In 6-3 ruling, SCOTUS rules for Texas capital defendant concerning statute of limitation for seeking DNA testing in § 1983 action
The Supreme Court handed down a notable criminal procedure ruling this morning in Reed v. Goertz, No. 21-422 (S. Ct. April 19, 2023) (available here). Justice Kavanaugh wrote the opinion for the Court which starts this way:
In many States, a convicted prisoner who still disputes his guilt may ask state courts to order post-conviction DNA testing of evidence. If the prisoner’s request fails in the state courts and he then files a federal 42 U.S.C. §1983 procedural due process suit challenging the constitutionality of the state process, when does the statute of limitations for that §1983 suit begin to run? The Eleventh Circuit has held that the statute of limitations begins to run at the end of the state-court litigation denying DNA testing, including the state-court appeal. See Van Poyck v. McCollum, 646 F. 3d 865, 867 (2011). In this case, by contrast, the Fifth Circuit held that the statute of limitations begins to run when the state trial court denied DNA testing, notwithstanding a subsequent state-court appeal. See 995 F. 3d 425, 431 (2021). We conclude that the statute of limitations begins to run at the end of the state-court litigation.

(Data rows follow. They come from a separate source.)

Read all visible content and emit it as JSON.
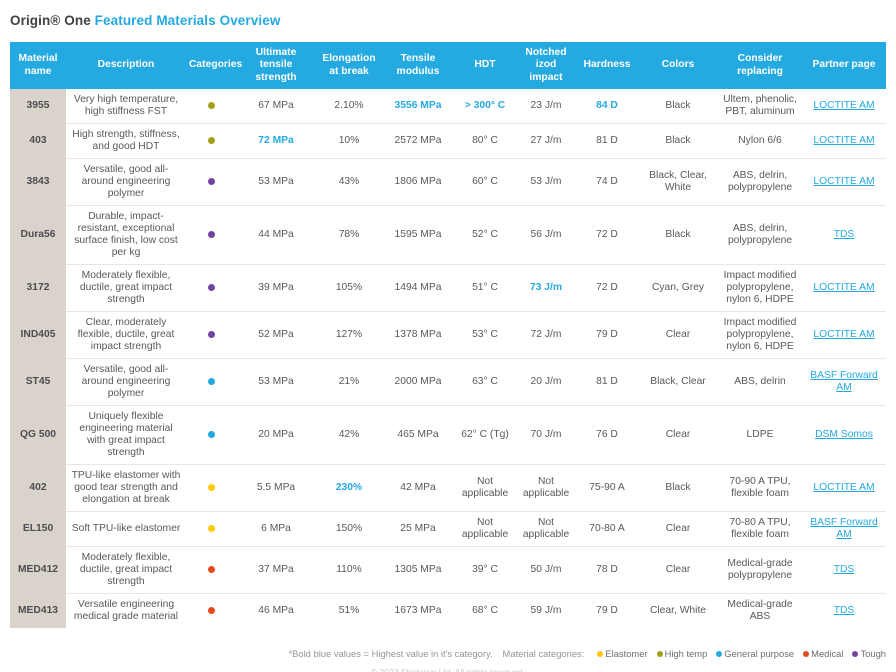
{
  "page": {
    "title_prefix": "Origin® One ",
    "title_highlight": "Featured Materials Overview"
  },
  "table": {
    "columns": [
      {
        "key": "name",
        "label": "Material name"
      },
      {
        "key": "description",
        "label": "Description"
      },
      {
        "key": "category",
        "label": "Categories"
      },
      {
        "key": "uts",
        "label": "Ultimate tensile strength"
      },
      {
        "key": "elongation",
        "label": "Elongation at break"
      },
      {
        "key": "modulus",
        "label": "Tensile modulus"
      },
      {
        "key": "hdt",
        "label": "HDT"
      },
      {
        "key": "izod",
        "label": "Notched izod impact"
      },
      {
        "key": "hardness",
        "label": "Hardness"
      },
      {
        "key": "colors",
        "label": "Colors"
      },
      {
        "key": "replacing",
        "label": "Consider replacing"
      },
      {
        "key": "partner",
        "label": "Partner page"
      }
    ],
    "rows": [
      {
        "name": "3955",
        "description": "Very high temperature, high stiffness FST",
        "category": "high_temp",
        "uts": "67 MPa",
        "elongation": "2.10%",
        "modulus": "3556 MPa",
        "hdt": "> 300° C",
        "izod": "23 J/m",
        "hardness": "84 D",
        "highlights": [
          "modulus",
          "hdt",
          "hardness"
        ],
        "colors": "Black",
        "replacing": "Ultem, phenolic, PBT, aluminum",
        "partner": "LOCTITE AM"
      },
      {
        "name": "403",
        "description": "High strength, stiffness, and good HDT",
        "category": "high_temp",
        "uts": "72 MPa",
        "elongation": "10%",
        "modulus": "2572 MPa",
        "hdt": "80° C",
        "izod": "27 J/m",
        "hardness": "81 D",
        "highlights": [
          "uts"
        ],
        "colors": "Black",
        "replacing": "Nylon 6/6",
        "partner": "LOCTITE AM"
      },
      {
        "name": "3843",
        "description": "Versatile, good all-around engineering polymer",
        "category": "tough",
        "uts": "53 MPa",
        "elongation": "43%",
        "modulus": "1806 MPa",
        "hdt": "60° C",
        "izod": "53 J/m",
        "hardness": "74 D",
        "highlights": [],
        "colors": "Black, Clear, White",
        "replacing": "ABS, delrin, polypropylene",
        "partner": "LOCTITE AM"
      },
      {
        "name": "Dura56",
        "description": "Durable, impact-resistant, exceptional surface finish, low cost per kg",
        "category": "tough",
        "uts": "44 MPa",
        "elongation": "78%",
        "modulus": "1595 MPa",
        "hdt": "52° C",
        "izod": "56 J/m",
        "hardness": "72 D",
        "highlights": [],
        "colors": "Black",
        "replacing": "ABS, delrin, polypropylene",
        "partner": "TDS"
      },
      {
        "name": "3172",
        "description": "Moderately flexible, ductile, great impact strength",
        "category": "tough",
        "uts": "39 MPa",
        "elongation": "105%",
        "modulus": "1494 MPa",
        "hdt": "51° C",
        "izod": "73 J/m",
        "hardness": "72 D",
        "highlights": [
          "izod"
        ],
        "colors": "Cyan, Grey",
        "replacing": "Impact modified polypropylene, nylon 6, HDPE",
        "partner": "LOCTITE AM"
      },
      {
        "name": "IND405",
        "description": "Clear, moderately flexible, ductile, great impact strength",
        "category": "tough",
        "uts": "52 MPa",
        "elongation": "127%",
        "modulus": "1378 MPa",
        "hdt": "53° C",
        "izod": "72 J/m",
        "hardness": "79 D",
        "highlights": [],
        "colors": "Clear",
        "replacing": "Impact modified polypropylene, nylon 6, HDPE",
        "partner": "LOCTITE AM"
      },
      {
        "name": "ST45",
        "description": "Versatile, good all-around engineering polymer",
        "category": "general",
        "uts": "53 MPa",
        "elongation": "21%",
        "modulus": "2000 MPa",
        "hdt": "63° C",
        "izod": "20 J/m",
        "hardness": "81 D",
        "highlights": [],
        "colors": "Black, Clear",
        "replacing": "ABS, delrin",
        "partner": "BASF Forward AM"
      },
      {
        "name": "QG 500",
        "description": "Uniquely flexible engineering material with great impact strength",
        "category": "general",
        "uts": "20 MPa",
        "elongation": "42%",
        "modulus": "465 MPa",
        "hdt": "62° C (Tg)",
        "izod": "70 J/m",
        "hardness": "76 D",
        "highlights": [],
        "colors": "Clear",
        "replacing": "LDPE",
        "partner": "DSM Somos"
      },
      {
        "name": "402",
        "description": "TPU-like elastomer with good tear strength and elongation at break",
        "category": "elastomer",
        "uts": "5.5 MPa",
        "elongation": "230%",
        "modulus": "42 MPa",
        "hdt": "Not applicable",
        "izod": "Not applicable",
        "hardness": "75-90 A",
        "highlights": [
          "elongation"
        ],
        "colors": "Black",
        "replacing": "70-90 A TPU, flexible foam",
        "partner": "LOCTITE AM"
      },
      {
        "name": "EL150",
        "description": "Soft TPU-like elastomer",
        "category": "elastomer",
        "uts": "6 MPa",
        "elongation": "150%",
        "modulus": "25 MPa",
        "hdt": "Not applicable",
        "izod": "Not applicable",
        "hardness": "70-80 A",
        "highlights": [],
        "colors": "Clear",
        "replacing": "70-80 A TPU, flexible foam",
        "partner": "BASF Forward AM"
      },
      {
        "name": "MED412",
        "description": "Moderately flexible, ductile, great impact strength",
        "category": "medical",
        "uts": "37 MPa",
        "elongation": "110%",
        "modulus": "1305 MPa",
        "hdt": "39° C",
        "izod": "50 J/m",
        "hardness": "78 D",
        "highlights": [],
        "colors": "Clear",
        "replacing": "Medical-grade polypropylene",
        "partner": "TDS"
      },
      {
        "name": "MED413",
        "description": "Versatile engineering medical grade material",
        "category": "medical",
        "uts": "46 MPa",
        "elongation": "51%",
        "modulus": "1673 MPa",
        "hdt": "68° C",
        "izod": "59 J/m",
        "hardness": "79 D",
        "highlights": [],
        "colors": "Clear, White",
        "replacing": "Medical-grade ABS",
        "partner": "TDS"
      }
    ]
  },
  "legend": {
    "footnote": "*Bold blue values = Highest value in it's category.",
    "title": "Material categories:",
    "categories": [
      {
        "key": "elastomer",
        "label": "Elastomer",
        "color": "#FFCB05"
      },
      {
        "key": "high_temp",
        "label": "High temp",
        "color": "#A2A015"
      },
      {
        "key": "general",
        "label": "General purpose",
        "color": "#24A9E1"
      },
      {
        "key": "medical",
        "label": "Medical",
        "color": "#E6491E"
      },
      {
        "key": "tough",
        "label": "Tough",
        "color": "#7243A0"
      }
    ]
  },
  "footer": {
    "copyright_partial": "© 2023 Stratasys Ltd. All rights reserved."
  },
  "theme": {
    "header_blue": "#24A9E1",
    "name_column_beige": "#D9D3CB",
    "highlight_blue": "#24A9E1"
  }
}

Justice Thomas authored a lengthy solo dissent that starts this way:
The Texas Court of Criminal Appeals (“CCA”) affirmed the denial of petitioner Rodney Reed’s state-law motion for postconviction DNA testing. Reed petitioned this Court for certiorari, arguing that the CCA’s interpretation and application of the relevant state law violated his federal due process rights. After we denied his petition, Reed repackaged it as a complaint in Federal District Court, naming respondent (the Bastrop County District Attorney) as a placeholder defendant. Like his earlier certiorari petition, Reed’s complaint assails the CCA’s state-law reasoning as inconsistent with due process, and it seeks a declaration that the CCA’s interpretation and application of state law was unconstitutional.

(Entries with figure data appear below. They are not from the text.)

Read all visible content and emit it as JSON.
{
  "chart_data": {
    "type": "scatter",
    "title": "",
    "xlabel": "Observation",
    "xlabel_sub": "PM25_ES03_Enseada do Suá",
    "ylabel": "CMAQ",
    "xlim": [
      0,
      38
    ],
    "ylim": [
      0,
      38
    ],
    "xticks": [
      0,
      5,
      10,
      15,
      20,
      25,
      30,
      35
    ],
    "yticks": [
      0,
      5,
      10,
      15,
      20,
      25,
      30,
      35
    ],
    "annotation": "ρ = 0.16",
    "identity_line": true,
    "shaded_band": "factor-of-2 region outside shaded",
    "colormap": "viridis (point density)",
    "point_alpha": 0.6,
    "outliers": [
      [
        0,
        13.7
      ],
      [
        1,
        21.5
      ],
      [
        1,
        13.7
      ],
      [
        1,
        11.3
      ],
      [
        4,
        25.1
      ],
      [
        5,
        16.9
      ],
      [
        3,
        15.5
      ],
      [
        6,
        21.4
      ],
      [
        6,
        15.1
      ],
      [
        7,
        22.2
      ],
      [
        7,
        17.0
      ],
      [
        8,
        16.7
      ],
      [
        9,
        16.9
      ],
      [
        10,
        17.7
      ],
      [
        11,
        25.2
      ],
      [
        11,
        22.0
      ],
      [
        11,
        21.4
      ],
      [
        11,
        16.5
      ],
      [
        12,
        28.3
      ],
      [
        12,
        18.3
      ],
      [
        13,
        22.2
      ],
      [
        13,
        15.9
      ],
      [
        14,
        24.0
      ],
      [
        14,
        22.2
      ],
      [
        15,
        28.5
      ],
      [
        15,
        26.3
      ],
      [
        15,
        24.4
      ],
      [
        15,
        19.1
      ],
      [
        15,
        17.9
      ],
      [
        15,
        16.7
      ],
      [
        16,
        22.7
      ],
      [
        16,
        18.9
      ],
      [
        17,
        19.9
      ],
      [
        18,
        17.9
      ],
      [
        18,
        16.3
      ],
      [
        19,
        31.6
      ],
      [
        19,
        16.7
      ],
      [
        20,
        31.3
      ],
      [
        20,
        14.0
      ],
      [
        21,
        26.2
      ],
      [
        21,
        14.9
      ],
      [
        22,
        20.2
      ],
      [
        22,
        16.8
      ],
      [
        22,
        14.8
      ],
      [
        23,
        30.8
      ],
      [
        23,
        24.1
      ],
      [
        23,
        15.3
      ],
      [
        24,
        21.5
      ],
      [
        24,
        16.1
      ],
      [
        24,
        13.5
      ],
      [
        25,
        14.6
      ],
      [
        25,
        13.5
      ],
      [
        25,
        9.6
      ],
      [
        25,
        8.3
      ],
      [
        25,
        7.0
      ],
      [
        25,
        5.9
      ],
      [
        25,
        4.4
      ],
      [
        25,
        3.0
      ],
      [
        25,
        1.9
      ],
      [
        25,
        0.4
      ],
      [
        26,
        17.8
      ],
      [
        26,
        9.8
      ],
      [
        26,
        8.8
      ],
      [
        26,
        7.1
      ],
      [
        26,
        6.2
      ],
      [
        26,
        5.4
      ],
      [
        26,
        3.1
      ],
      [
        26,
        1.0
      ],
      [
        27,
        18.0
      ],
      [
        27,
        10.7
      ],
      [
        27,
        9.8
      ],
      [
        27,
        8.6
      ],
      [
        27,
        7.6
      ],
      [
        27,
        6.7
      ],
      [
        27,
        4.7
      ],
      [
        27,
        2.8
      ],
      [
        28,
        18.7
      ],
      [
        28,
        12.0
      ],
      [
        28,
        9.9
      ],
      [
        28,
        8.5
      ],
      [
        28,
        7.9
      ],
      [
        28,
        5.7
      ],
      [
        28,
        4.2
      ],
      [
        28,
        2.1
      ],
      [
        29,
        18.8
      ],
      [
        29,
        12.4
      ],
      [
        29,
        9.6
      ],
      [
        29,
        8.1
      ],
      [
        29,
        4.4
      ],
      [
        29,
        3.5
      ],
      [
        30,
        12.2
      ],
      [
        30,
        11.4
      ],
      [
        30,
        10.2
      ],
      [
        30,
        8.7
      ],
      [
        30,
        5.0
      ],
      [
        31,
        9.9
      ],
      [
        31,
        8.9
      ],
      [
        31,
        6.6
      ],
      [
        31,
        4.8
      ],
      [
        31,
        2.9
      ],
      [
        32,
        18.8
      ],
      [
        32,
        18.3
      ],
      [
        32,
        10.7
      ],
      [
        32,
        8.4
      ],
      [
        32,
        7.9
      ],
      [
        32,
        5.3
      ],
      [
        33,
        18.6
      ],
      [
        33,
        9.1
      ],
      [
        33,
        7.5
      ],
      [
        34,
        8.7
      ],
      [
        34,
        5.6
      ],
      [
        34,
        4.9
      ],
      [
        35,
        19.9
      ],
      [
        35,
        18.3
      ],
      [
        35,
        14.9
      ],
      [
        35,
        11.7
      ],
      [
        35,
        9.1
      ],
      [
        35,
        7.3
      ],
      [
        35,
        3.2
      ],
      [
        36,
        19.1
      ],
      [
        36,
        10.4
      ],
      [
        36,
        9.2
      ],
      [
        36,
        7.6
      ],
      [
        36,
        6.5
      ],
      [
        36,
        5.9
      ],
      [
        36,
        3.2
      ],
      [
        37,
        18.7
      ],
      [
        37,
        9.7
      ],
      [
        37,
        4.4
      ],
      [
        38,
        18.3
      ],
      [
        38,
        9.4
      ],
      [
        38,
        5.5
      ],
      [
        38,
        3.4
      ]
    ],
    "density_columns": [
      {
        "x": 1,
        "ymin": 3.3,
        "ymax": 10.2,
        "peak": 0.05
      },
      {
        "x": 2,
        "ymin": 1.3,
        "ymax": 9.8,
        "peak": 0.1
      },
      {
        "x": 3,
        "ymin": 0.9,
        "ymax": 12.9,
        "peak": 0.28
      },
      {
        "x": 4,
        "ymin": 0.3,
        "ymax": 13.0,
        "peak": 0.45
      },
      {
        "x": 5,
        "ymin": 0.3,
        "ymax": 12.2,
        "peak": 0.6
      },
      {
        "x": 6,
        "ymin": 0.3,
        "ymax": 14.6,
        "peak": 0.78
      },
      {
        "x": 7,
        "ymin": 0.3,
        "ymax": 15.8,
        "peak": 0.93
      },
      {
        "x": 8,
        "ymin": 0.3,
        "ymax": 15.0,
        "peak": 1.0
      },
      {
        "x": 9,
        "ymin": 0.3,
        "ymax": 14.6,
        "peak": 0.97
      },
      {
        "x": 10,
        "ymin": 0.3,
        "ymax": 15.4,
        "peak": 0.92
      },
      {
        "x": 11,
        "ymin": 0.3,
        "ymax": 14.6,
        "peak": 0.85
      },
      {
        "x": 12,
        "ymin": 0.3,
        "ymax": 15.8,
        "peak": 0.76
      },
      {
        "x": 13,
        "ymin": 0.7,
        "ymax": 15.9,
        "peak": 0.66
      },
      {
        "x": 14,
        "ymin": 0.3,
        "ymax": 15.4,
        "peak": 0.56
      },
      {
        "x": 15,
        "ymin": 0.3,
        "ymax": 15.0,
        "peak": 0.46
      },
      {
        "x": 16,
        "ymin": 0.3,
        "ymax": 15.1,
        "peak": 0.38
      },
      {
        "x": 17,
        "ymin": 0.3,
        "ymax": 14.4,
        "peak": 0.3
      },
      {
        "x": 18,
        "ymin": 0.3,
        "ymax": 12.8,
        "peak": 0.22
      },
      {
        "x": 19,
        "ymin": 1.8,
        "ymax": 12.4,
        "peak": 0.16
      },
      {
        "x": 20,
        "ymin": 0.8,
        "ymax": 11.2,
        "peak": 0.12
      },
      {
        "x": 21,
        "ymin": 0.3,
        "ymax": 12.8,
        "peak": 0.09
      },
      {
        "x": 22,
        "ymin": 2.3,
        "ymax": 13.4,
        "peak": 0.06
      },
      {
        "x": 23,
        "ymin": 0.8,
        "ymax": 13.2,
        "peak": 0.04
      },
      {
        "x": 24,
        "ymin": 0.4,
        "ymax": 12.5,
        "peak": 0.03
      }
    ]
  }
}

Reed’s action should be dismissed for lack of subjectmatter jurisdiction. Federal district courts lack appellate jurisdiction to review state-court judgments, and Reed’s action presents no original Article III case or controversy between him and the district attorney. Because the Court erroneously holds that the District Court had jurisdiction over Reed’s action, I respectfully dissent.
Justice Alito wrote a shorter dissent joined by Justice Gorsuch that has these opening pragraphs:
As the Court notes and the parties agree, the statute of limitations for Reed’s claim is two years. Ante, at 4; Brief for Petitioner 17; Brief for Respondent 17. Reed filed his complaint on August 8, 2019, and the lower courts held that this was too late. The question before us is when the 2-year statute of limitations began to run, that is in legal parlance, when Reed’s claim “accrued.” As the parties agree, the general rule is that a claim accrues when the plaintiff has “a complete and present cause of action,” Wallace v. Kato, 549 U. S. 384, 388 (2007) (internal quotation marks omitted). Reed contends that his claim did not accrue until the Texas Court of Criminal Appeals (CCA) denied his petition for rehearing on October 4, 2017, and thus refused to retract the interpretation of Article 64 that the court had unanimously adopted on April 12, 2017. Goertz, on the other hand, argues that Reed’s claim accrued no later than the date of the CCA’s April 12 decision, and because that date preceded the federal lawsuit by more than two years, Goertz maintains that we should affirm the Fifth Circuit’s decision that Reed’s complaint was filed too late.
As I will explain, there is room for debate about exactly when Reed’s DNA testing claim accrued, but in my view, the notion that this did not take place until rehearing was denied is clearly wrong.